Bab 5

Saat saya masih ragu-ragu, tiba-tiba ponsel di tangan saya berdering. Saya melihat layar dan ternyata itu panggilan dari Suyaw. Hati saya langsung kalut. Apa dia tahu tentang kejadian semalam?

Kepala saya mendadak seperti bubur, mau angkat telepon atau tidak juga bingung. Ketika dering kedua terdengar, saya memutuskan untuk mengangkatnya, apapun yang terjadi! Saya mengangkat telepon dengan hati-hati, tapi tidak tahu harus mulai dari mana. Haruskah saya mengakui kejadian semalam?

Namun, sebelum saya sempat bicara, suara lembut Suyaw terdengar, “Paman, kamu lagi jogging lagi ya?”

Saya terdiam sejenak, dia ternyata tidak menanyakan tentang kejadian semalam. Atau mungkin dia...

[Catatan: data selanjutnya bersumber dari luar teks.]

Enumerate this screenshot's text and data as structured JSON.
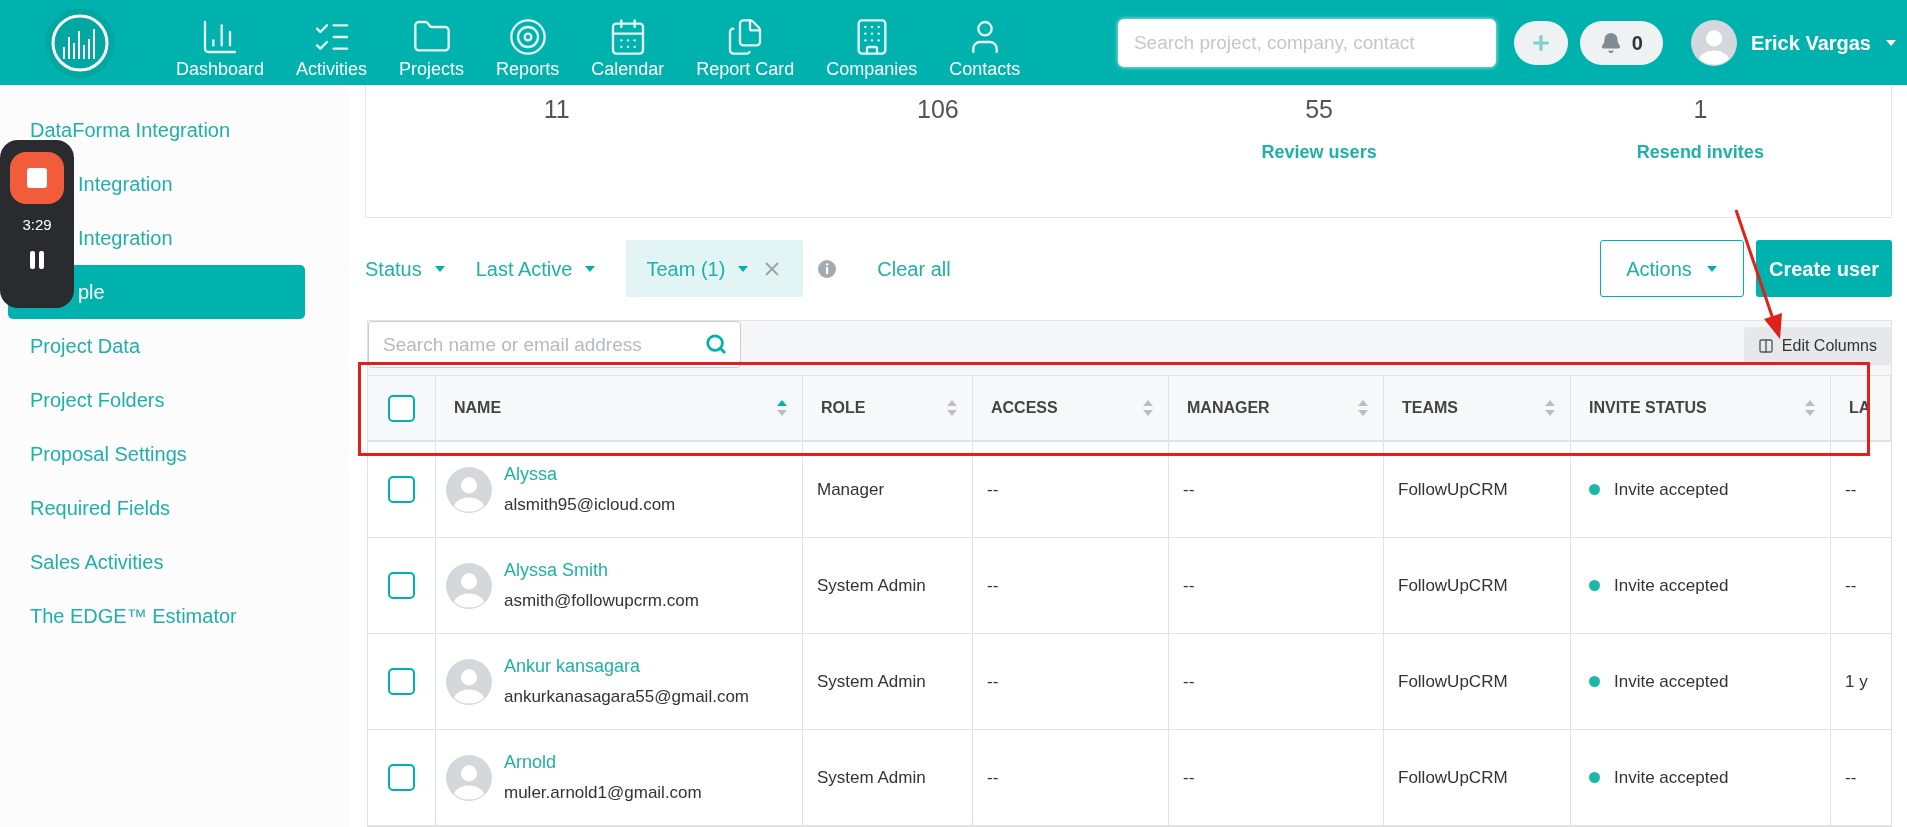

Melihat saya tidak menjawab, Suyaw memanggil lagi, “Paman?”

“Eh, iya, saya lagi jogging,” saya cepat-cepat menarik napas dalam-dalam, lalu bertanya hati-hati, “Ada apa?”

“Tidak ada yang penting, cuma kalau kamu pulang nanti, bisa bawa sarapan?” Nada suara keponakan ipar saya, Suyaw, sangat tenang, tidak ada tanda-tanda marah atau khawatir.

“Oh, oke, nanti saya bawa,” jawab saya cepat-cepat. Tapi di dalam hati, saya masih tidak mengerti apa maksud Suyaw.

Dia berkata lembut, “Paman, kamu cepat pulang ya.”

Setelah menutup telepon, saya tidak bisa berhenti memikirkan. Seharusnya, Suyaw pasti sadar dia tidak berada di kamarnya saat bangun pagi ini, tapi kenapa dia bertingkah seperti tidak ada apa-apa? Saya berpikir sejenak, tapi tetap tidak mengerti.

Kelihatannya saya harus pulang untuk mengetahuinya. Saya membeli sarapan sambil terus berpikir, lalu berjalan pulang. Sampai di depan pintu, saya tiba-tiba merasa gugup. Saya menarik napas dalam-dalam beberapa kali, berusaha menenangkan diri, lalu melangkah masuk ke rumah.

Begitu masuk, saya melihat Suyaw berdiri di depan pintu kamarnya. Melihatnya, saya jadi gugup, tidak tahu harus mengatakan apa. Wajah Suyaw tampak biasa saja, tidak ada yang aneh.

“Sarapan sudah saya beli, kamu makan dulu ya,” saya berkata tanpa berpikir, merasa sedikit canggung.

Suyaw mengangguk, wajahnya tiba-tiba memerah, lalu dia cepat-cepat berdiri dan berpura-pura merapikan pakaian. “Paman, saya beres-beres dulu ya.”

“Baiklah, saya mau mandi dulu,” kata saya, lalu cepat-cepat pergi.

Kembali ke kamar, saya melihat tempat tidur sudah rapi, tidak ada aroma aneh, sepertinya Suyaw memang tahu sesuatu. Sekarang harus bagaimana?

Dengan pikiran kacau, saya membawa pakaian ganti ke kamar mandi. Saat berdiri di bawah pancuran, bayangan wajah malu Suyaw tadi muncul lagi di kepala saya. Tanpa sadar, ingatan tentang kejadian semalam muncul, dan tubuh saya bereaksi.

Tangan saya tanpa sadar menyentuh diri sendiri, memikirkan kapan bisa merasakan tubuh indah keponakan ipar saya, Suyaw, lagi. Setelah mandi cepat, saya mengenakan pakaian biasa.

Melihat sikap malu Suyaw tadi, seharusnya tidak ada masalah besar, kan? Setelah siap, saya memberanikan diri ke ruang tamu untuk sarapan. Tapi melihat sarapan masih di meja dan Suyaw duduk di samping tanpa menyentuhnya, saya terkejut. Lalu perlahan berkata, “Yaw, belum makan ya?”

Saat mata saya jatuh padanya, saya terkesima. Suyaw memakai pakaian rumah, tapi bukan yang tadi, dan sangat berbeda dari biasanya.